An example where local ownership works well is the bus sector.

"Traditionally the guys from the village have always owned the buses, said Lemalu. Savai’i for example is full of bus owners and the bus association is full of our high ranking chiefs and orators so that’s a great protection let’s hope that will not be penetrated with foreign ownership. But the retailers have been feeling it. Our traditional retailers and small businesses are starting to highlight it and it’s an area the Chamber membership really thinks should be tightened up."

To better administer the Act, President Lemalu says there’s a need to tighten up certain areas. Company registration is one that needs greater vigilance.

"The requirement [for a foreigner to set up business] is they must have a local partner but we doubt those local partners are true partners in the real sense of the words. They may be overnight partners who just sign the agreement as partner for the sake of establishing and then those partners are paid off and never seen again and the overseas investor are allowed to grow. And we as Samoa’s private sector is concerned about this because there’s the risk that all of the profits made are taken overseas. And more importantly we don’t want to see the social issues and crime climbing and impacting on foreign business owners."

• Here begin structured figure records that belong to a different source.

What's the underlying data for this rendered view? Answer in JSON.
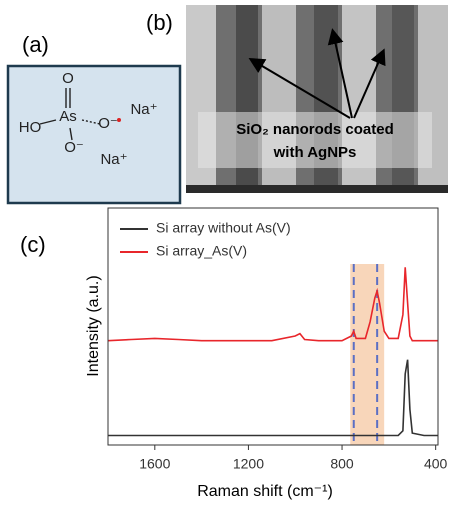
{
  "panel_a": {
    "label": "(a)",
    "atoms": [
      "O",
      "HO",
      "As",
      "O⁻",
      "O⁻",
      "Na⁺",
      "Na⁺"
    ]
  },
  "panel_b": {
    "label": "(b)",
    "annotation": [
      "SiO₂ nanorods coated",
      "with AgNPs"
    ]
  },
  "chart_data": {
    "type": "line",
    "label": "(c)",
    "x_label": "Raman shift (cm⁻¹)",
    "y_label": "Intensity (a.u.)",
    "x": [
      1800,
      1700,
      1600,
      1500,
      1400,
      1300,
      1200,
      1100,
      1000,
      980,
      960,
      900,
      800,
      760,
      750,
      740,
      700,
      680,
      660,
      650,
      640,
      620,
      600,
      560,
      540,
      530,
      520,
      510,
      500,
      450,
      390
    ],
    "series": [
      {
        "name": "Si array without As(V)",
        "color": "#333333",
        "values": [
          4,
          4,
          4,
          4,
          4,
          4,
          4,
          4,
          4,
          4,
          4,
          4,
          4,
          4,
          4,
          4,
          4,
          4,
          4,
          4,
          4,
          4,
          4,
          4,
          6,
          30,
          36,
          15,
          5,
          4,
          4
        ]
      },
      {
        "name": "Si array_As(V)",
        "color": "#e8262b",
        "values": [
          44,
          44.5,
          45,
          44.5,
          44,
          44,
          44,
          44,
          46,
          47,
          44.5,
          44,
          44,
          46,
          48,
          45,
          45,
          52,
          62,
          65,
          60,
          48,
          45,
          45,
          55,
          75,
          60,
          46,
          44,
          44,
          44
        ]
      }
    ],
    "xlim": [
      1800,
      390
    ],
    "ylim": [
      0,
      100
    ],
    "xticks": [
      1600,
      1200,
      800,
      400
    ],
    "highlight": [
      765,
      620
    ],
    "highlight_color": "#f7cfae",
    "dashed_lines": [
      750,
      650
    ],
    "dashed_color": "#5b6fc4",
    "legend": "upper-left"
  }
}
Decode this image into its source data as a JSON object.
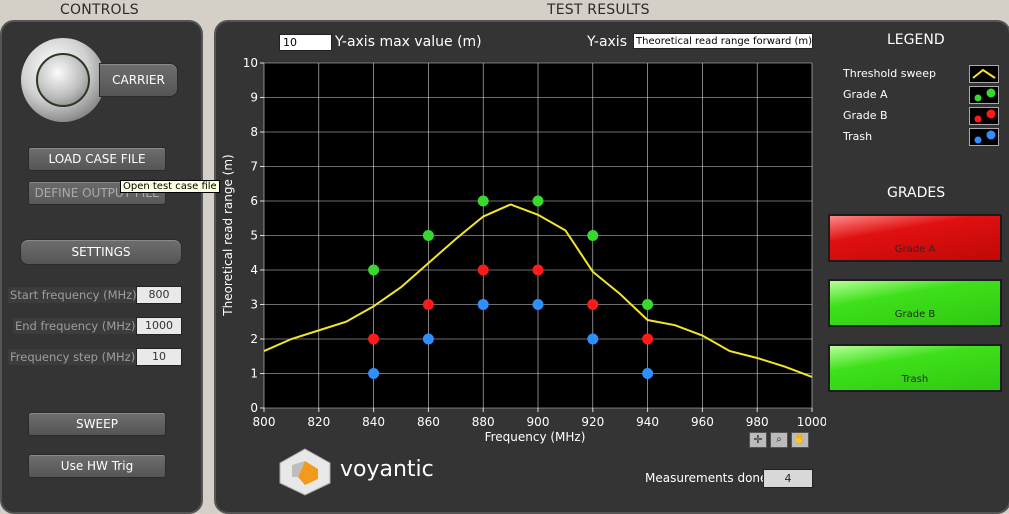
{
  "controls": {
    "title": "CONTROLS",
    "carrier_label": "CARRIER",
    "load_case_file": "LOAD CASE FILE",
    "define_output": "DEFINE OUTPUT FILE",
    "settings": "SETTINGS",
    "start_freq_label": "Start frequency (MHz)",
    "start_freq_value": "800",
    "end_freq_label": "End frequency (MHz)",
    "end_freq_value": "1000",
    "freq_step_label": "Frequency step (MHz)",
    "freq_step_value": "10",
    "sweep": "SWEEP",
    "use_hw_trig": "Use HW Trig",
    "tooltip": "Open test case file"
  },
  "results": {
    "title": "TEST RESULTS",
    "ymax_value": "10",
    "ymax_label": "Y-axis max value (m)",
    "yaxis_label": "Y-axis",
    "yaxis_select": "Theoretical read range forward (m)",
    "measurements_label": "Measurements done",
    "measurements_value": "4",
    "logo_text": "voyantic"
  },
  "legend": {
    "title": "LEGEND",
    "items": [
      "Threshold sweep",
      "Grade A",
      "Grade B",
      "Trash"
    ]
  },
  "grades": {
    "title": "GRADES",
    "items": [
      "Grade A",
      "Grade B",
      "Trash"
    ]
  },
  "colors": {
    "threshold": "#f2e52a",
    "grade_a": "#39d82f",
    "grade_b": "#ff1a1a",
    "trash": "#2f8fff",
    "grade_a_box": "#e01010",
    "grade_b_box": "#3ee01a",
    "trash_box": "#3ee01a"
  },
  "chart_data": {
    "type": "scatter",
    "xlabel": "Frequency (MHz)",
    "ylabel": "Theoretical read range (m)",
    "xlim": [
      800,
      1000
    ],
    "ylim": [
      0,
      10
    ],
    "xticks": [
      800,
      820,
      840,
      860,
      880,
      900,
      920,
      940,
      960,
      980,
      1000
    ],
    "yticks": [
      0,
      1,
      2,
      3,
      4,
      5,
      6,
      7,
      8,
      9,
      10
    ],
    "grid": true,
    "series": [
      {
        "name": "Threshold sweep",
        "kind": "line",
        "x": [
          800,
          810,
          820,
          830,
          840,
          850,
          860,
          870,
          880,
          890,
          900,
          910,
          920,
          930,
          940,
          950,
          960,
          970,
          980,
          990,
          1000
        ],
        "values": [
          1.65,
          2.0,
          2.25,
          2.5,
          2.95,
          3.5,
          4.2,
          4.9,
          5.55,
          5.9,
          5.6,
          5.15,
          3.95,
          3.3,
          2.55,
          2.4,
          2.1,
          1.65,
          1.45,
          1.2,
          0.9
        ]
      },
      {
        "name": "Grade A",
        "kind": "points",
        "x": [
          840,
          860,
          880,
          900,
          920,
          940
        ],
        "values": [
          4,
          5,
          6,
          6,
          5,
          3
        ]
      },
      {
        "name": "Grade B",
        "kind": "points",
        "x": [
          840,
          860,
          880,
          900,
          920,
          940
        ],
        "values": [
          2,
          3,
          4,
          4,
          3,
          2
        ]
      },
      {
        "name": "Trash",
        "kind": "points",
        "x": [
          840,
          860,
          880,
          900,
          920,
          940
        ],
        "values": [
          1,
          2,
          3,
          3,
          2,
          1
        ]
      }
    ]
  }
}
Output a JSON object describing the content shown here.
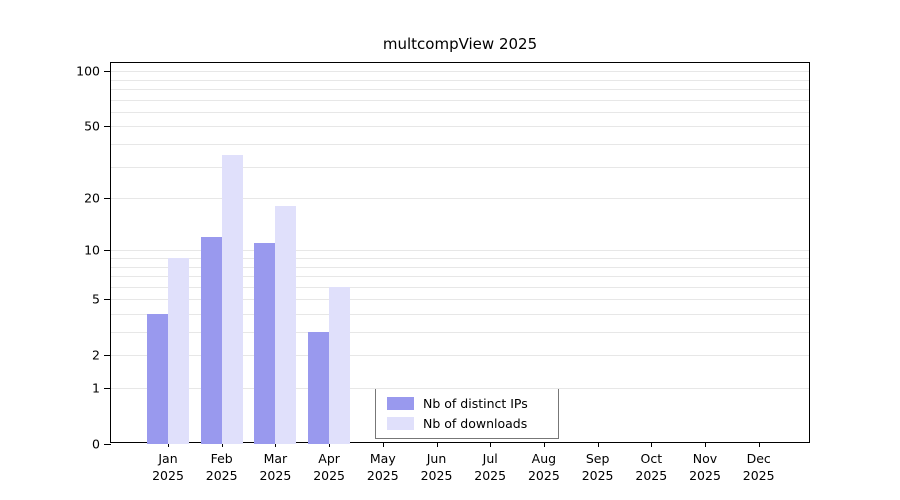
{
  "chart_data": {
    "type": "bar",
    "title": "multcompView 2025",
    "year": "2025",
    "categories": [
      "Jan",
      "Feb",
      "Mar",
      "Apr",
      "May",
      "Jun",
      "Jul",
      "Aug",
      "Sep",
      "Oct",
      "Nov",
      "Dec"
    ],
    "series": [
      {
        "name": "Nb of distinct IPs",
        "color": "#9999ee",
        "values": [
          4,
          12,
          11,
          3,
          0,
          0,
          0,
          0,
          0,
          0,
          0,
          0
        ]
      },
      {
        "name": "Nb of downloads",
        "color": "#e0e0fb",
        "values": [
          9,
          35,
          18,
          6,
          0,
          0,
          0,
          0,
          0,
          0,
          0,
          0
        ]
      }
    ],
    "yticks": [
      0,
      1,
      2,
      5,
      10,
      20,
      50,
      100
    ],
    "gridlines": [
      1,
      2,
      3,
      4,
      5,
      6,
      7,
      8,
      9,
      10,
      20,
      30,
      40,
      50,
      60,
      70,
      80,
      90,
      100
    ],
    "scale": "log(1+v)",
    "ylim": [
      0,
      100
    ],
    "grid": "horizontal",
    "legend_position": "inside-bottom-center"
  }
}
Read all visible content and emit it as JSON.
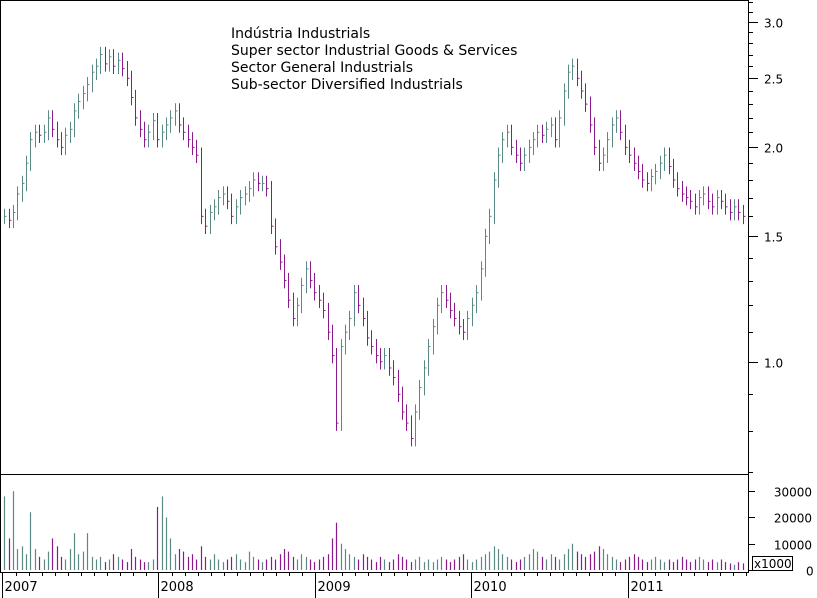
{
  "chart_data": {
    "type": "ohlc-bar",
    "title_lines": [
      "Indústria  Industrials",
      "Super sector Industrial Goods & Services",
      "Sector  General Industrials",
      "Sub-sector Diversified Industrials"
    ],
    "price_axis": {
      "scale": "log",
      "range": [
        0.7,
        3.2
      ],
      "ticks": [
        {
          "value": 1.0,
          "label": "1.0"
        },
        {
          "value": 1.5,
          "label": "1.5"
        },
        {
          "value": 2.0,
          "label": "2.0"
        },
        {
          "value": 2.5,
          "label": "2.5"
        },
        {
          "value": 3.0,
          "label": "3.0"
        }
      ]
    },
    "volume_axis": {
      "range": [
        0,
        35000
      ],
      "unit_label": "x1000",
      "ticks": [
        {
          "value": 0,
          "label": "0"
        },
        {
          "value": 10000,
          "label": "10000"
        },
        {
          "value": 20000,
          "label": "20000"
        },
        {
          "value": 30000,
          "label": "30000"
        }
      ]
    },
    "x_axis": {
      "years": [
        "2007",
        "2008",
        "2009",
        "2010",
        "2011"
      ]
    },
    "colors": {
      "up": "#5b8a85",
      "down": "#8b1a8b"
    },
    "closes": [
      1.6,
      1.58,
      1.62,
      1.72,
      1.78,
      1.9,
      2.05,
      2.1,
      2.08,
      2.1,
      2.2,
      2.12,
      2.05,
      2.0,
      2.08,
      2.12,
      2.25,
      2.32,
      2.38,
      2.45,
      2.55,
      2.6,
      2.7,
      2.62,
      2.68,
      2.6,
      2.65,
      2.58,
      2.5,
      2.35,
      2.2,
      2.12,
      2.05,
      2.1,
      2.18,
      2.05,
      2.1,
      2.15,
      2.2,
      2.25,
      2.15,
      2.1,
      2.05,
      2.0,
      1.95,
      1.6,
      1.55,
      1.62,
      1.65,
      1.7,
      1.72,
      1.68,
      1.6,
      1.65,
      1.7,
      1.72,
      1.75,
      1.8,
      1.78,
      1.78,
      1.75,
      1.55,
      1.45,
      1.38,
      1.3,
      1.22,
      1.15,
      1.2,
      1.28,
      1.35,
      1.3,
      1.25,
      1.22,
      1.18,
      1.1,
      1.02,
      0.82,
      1.05,
      1.1,
      1.15,
      1.25,
      1.2,
      1.15,
      1.08,
      1.05,
      1.02,
      1.0,
      1.02,
      0.98,
      0.95,
      0.9,
      0.85,
      0.82,
      0.78,
      0.85,
      0.92,
      0.98,
      1.05,
      1.12,
      1.2,
      1.25,
      1.22,
      1.18,
      1.15,
      1.12,
      1.1,
      1.15,
      1.2,
      1.25,
      1.35,
      1.5,
      1.6,
      1.8,
      1.95,
      2.05,
      2.1,
      2.0,
      1.95,
      1.9,
      1.95,
      2.0,
      2.05,
      2.1,
      2.08,
      2.12,
      2.15,
      2.05,
      2.2,
      2.4,
      2.55,
      2.6,
      2.5,
      2.4,
      2.3,
      2.15,
      2.0,
      1.9,
      1.95,
      2.05,
      2.15,
      2.2,
      2.1,
      2.0,
      1.95,
      1.9,
      1.85,
      1.8,
      1.78,
      1.82,
      1.85,
      1.9,
      1.95,
      1.88,
      1.8,
      1.75,
      1.72,
      1.7,
      1.68,
      1.65,
      1.7,
      1.72,
      1.68,
      1.65,
      1.7,
      1.68,
      1.65,
      1.62,
      1.65,
      1.62,
      1.6
    ],
    "volumes": [
      28000,
      12000,
      30000,
      8000,
      9000,
      6000,
      22000,
      8000,
      5000,
      4000,
      7000,
      12000,
      9000,
      5000,
      4000,
      8000,
      14000,
      6000,
      7000,
      14000,
      5000,
      4000,
      5000,
      3000,
      4000,
      6000,
      5000,
      4000,
      3000,
      8000,
      5000,
      4000,
      3000,
      3000,
      4000,
      24000,
      28000,
      20000,
      12000,
      6000,
      8000,
      7000,
      5000,
      6000,
      4000,
      9000,
      5000,
      4000,
      6000,
      4000,
      3000,
      4000,
      5000,
      6000,
      4000,
      3000,
      7000,
      5000,
      4000,
      3000,
      4000,
      5000,
      4000,
      6000,
      8000,
      7000,
      5000,
      4000,
      6000,
      5000,
      4000,
      3000,
      4000,
      5000,
      6000,
      12000,
      18000,
      10000,
      8000,
      6000,
      5000,
      4000,
      6000,
      5000,
      4000,
      3000,
      5000,
      4000,
      3000,
      4000,
      6000,
      5000,
      4000,
      3000,
      4000,
      5000,
      3000,
      4000,
      3000,
      4000,
      5000,
      4000,
      3000,
      4000,
      5000,
      6000,
      4000,
      3000,
      4000,
      5000,
      6000,
      7000,
      9000,
      8000,
      6000,
      5000,
      4000,
      3000,
      4000,
      5000,
      6000,
      8000,
      7000,
      5000,
      4000,
      6000,
      5000,
      4000,
      6000,
      8000,
      10000,
      7000,
      6000,
      5000,
      6000,
      7000,
      9000,
      8000,
      6000,
      5000,
      4000,
      3000,
      4000,
      5000,
      6000,
      5000,
      4000,
      3000,
      4000,
      5000,
      4000,
      3000,
      4000,
      3000,
      4000,
      5000,
      4000,
      3000,
      4000,
      5000,
      4000,
      3000,
      4000,
      3000,
      4000,
      3000,
      2500,
      2000,
      3000,
      2500
    ]
  }
}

In 2007, Timil a Papua New Guinean commented on Bertil Lintner’s article, highlighting impacts if an Act is not monitored closely. Inaction that can lead to tensions and worst, to riots as seen in Tonga and Solomon Islands, 2006.

"I am from Papua New Guinea (PNG), a legal officer to the Investment Promotion Authority of Papua New Guinea. Chinese immigrants are increasing every year in PNG. Some are entering illegally into the country and also doing business illegally (I am in the process doing of an investigation).

"[The] PNG government has removed most reserved activities from the reserve list and Chinese are taking advantage of it. They are doing small businesses that Papua New Guineans can do. The Papua New Guineans are unable to compete with the skilled Chinese. It is true that this is starting to cause a tension between them. I have more to say but I just stop here."